Web Analytics
In my opinion, 2007 represents an inflection point, not in the software that we use for Web Analytics, but rather, for the people who analyze website behavior. God has smiled on you in ways you cannot imagine. You represent the future of multichannel retailing. It is you that should know more about how customers behave than anybody in your company. In the next five to ten years, you could have the experience necessary to run our multichannel businesses. This won't happen, however, unless you fundamentally change how you approach your job.
- Get out of your department, and start helping others. The fact that you should know more about customer behavior than anybody else means you have a responsibility to teach customer behavior to your organization. Start now, and in 2012, you'll be a leader who your company considers for advancement.
- Start telling a story. Outside of maybe your finance department and a few analytically gifted individuals, nobody in your company cares that a certain URL had a 3.19% conversion rate, along with a 64.9% exit rate and 49.5% shopping cart abandonment rate. Your co-workers, and especially your leaders, want to know what you can tell them that gives them a chance to be successful, earn a bigger bonus, and get promoted. Start telling them a story they can understand and use to make their lives better. Stop dazzling everybody with your numerical prowess. Your career depends upon it.
- Describe Customer Behavior Over Time. If your conversion rate decreased from 4.00% to 3.00%, and traffic increased from 100,000 visitors a month to 133,333 visitors a month, you may end up with the same amount of net sales. What if your customers now visit more often than they visited in the past, doing more shopping and less purchasing? Web Analytics individuals and the software they use must do a much better job of segmenting customers based on past behavior, and then use that information to describe customer behavior over time, not specifically within a "session". Tell your executive leaders that your best customers used to visit the website every twenty-seven days, and now visit every thirty-eight days. They can understand this. They can theorize why this might be happening. They can develop strategies to combat this problem, assuming it is a problem. They will include you in all of their meetings, and depend upon you for the analytical support of their hypotheses.

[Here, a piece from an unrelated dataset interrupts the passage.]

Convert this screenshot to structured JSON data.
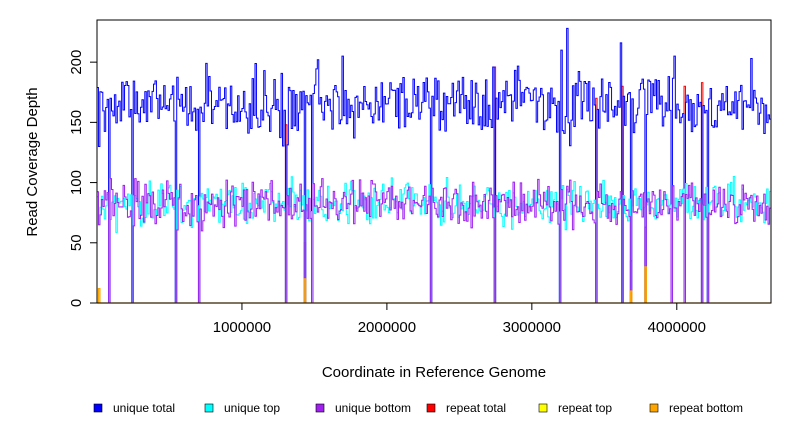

- Anticipate The Future. Nothing is more valuable to an executive than an individual who has a vision, an individual who sees potential problems, and identifies solutions before the problem surfaces. You can't anticipate the future by looking at funnel analyses. You need to step away from the metrics, and simply observe what is happening around you. Listen to people in other departments, and try to understand their issues. The future takes shape when you step back, observe, and listen.
Multichannel Marketing
You know who you are. You are the ten year veteran of catalog marketing at a company like Garnet Hill, Cabellas, Oriental Trading Company, Crutchfield, Talbots, Orvis, Ross-Simons, Swiss Colony or PC Connection. In the 1990s, when your company launched an e-commerce enabled website, you were the one who still met with the CEO on a weekly or monthly basis. In 1999, you were the one who couldn't believe that your employees were leaving your company to work at some startup offering stock options. In 2001, you were the one who couldn't believe that a thirty-one year old online marketing whiz was promoted to a Vice President job. In 2003, you were the one defending the concept of "multichannel", proudly helping the DMA and print industry promote print as the key driver of online and/or retail sales. In 2005, you were the one being criticized for having twenty percent decreases in catalog volume, while the online marketing VP earned a gigantic bonus for driving thirty percent increases. In 2006, your CFO asked you to reduce page counts, in-home dates, or use any other tactic to decrease expense, at a time when the online channel leveraged the infrastructure you spend the 1990s building to achieve record profits.
Multichannel marketing is rapidly shifting toward "online + retail". Catalogs and contact centers are rapidly becoming support channels, line-items in a profit and loss statement.
Catalog professionals are like the person who owned the motel on Route 66, only to see I-40 built right next to Route 66. Within a few years, new businesses sprung up all along the new freeway. Customers transferred their dollars from the quaint little businesses along the highway, to the new businesses along the freeway. New communities sprang up near the interchanges. Tom's Diner went bankrupt. Olive Garden and Chili's thrived.
Catalogers, and the vendors who support them, have tried the argue that their services fuel the online/retail business model. They were like the "Business 40" signs you see --- highway signs that tell the traveler to exit the Interstate highway, go into town, and use the products and services offered by the town. History tells us that this did not save the businesses on the old highway.
Route 66 is a great example of re-invention. After being bypassed by the Interstate highway system, it adapted, it evolved itself into something relevant.
If you work in the catalog industry, you can adapt in at least two different ways. You can get busy with the second half of your career, and find work somewhere in the future of our industry. Or, you can get busy testing new concepts, concepts that will become the future of the catalog industry. 2007 is the year where you need to get busy doing one of these two things. Simply carrying the multichannel banner around the office isn't good enough anymore.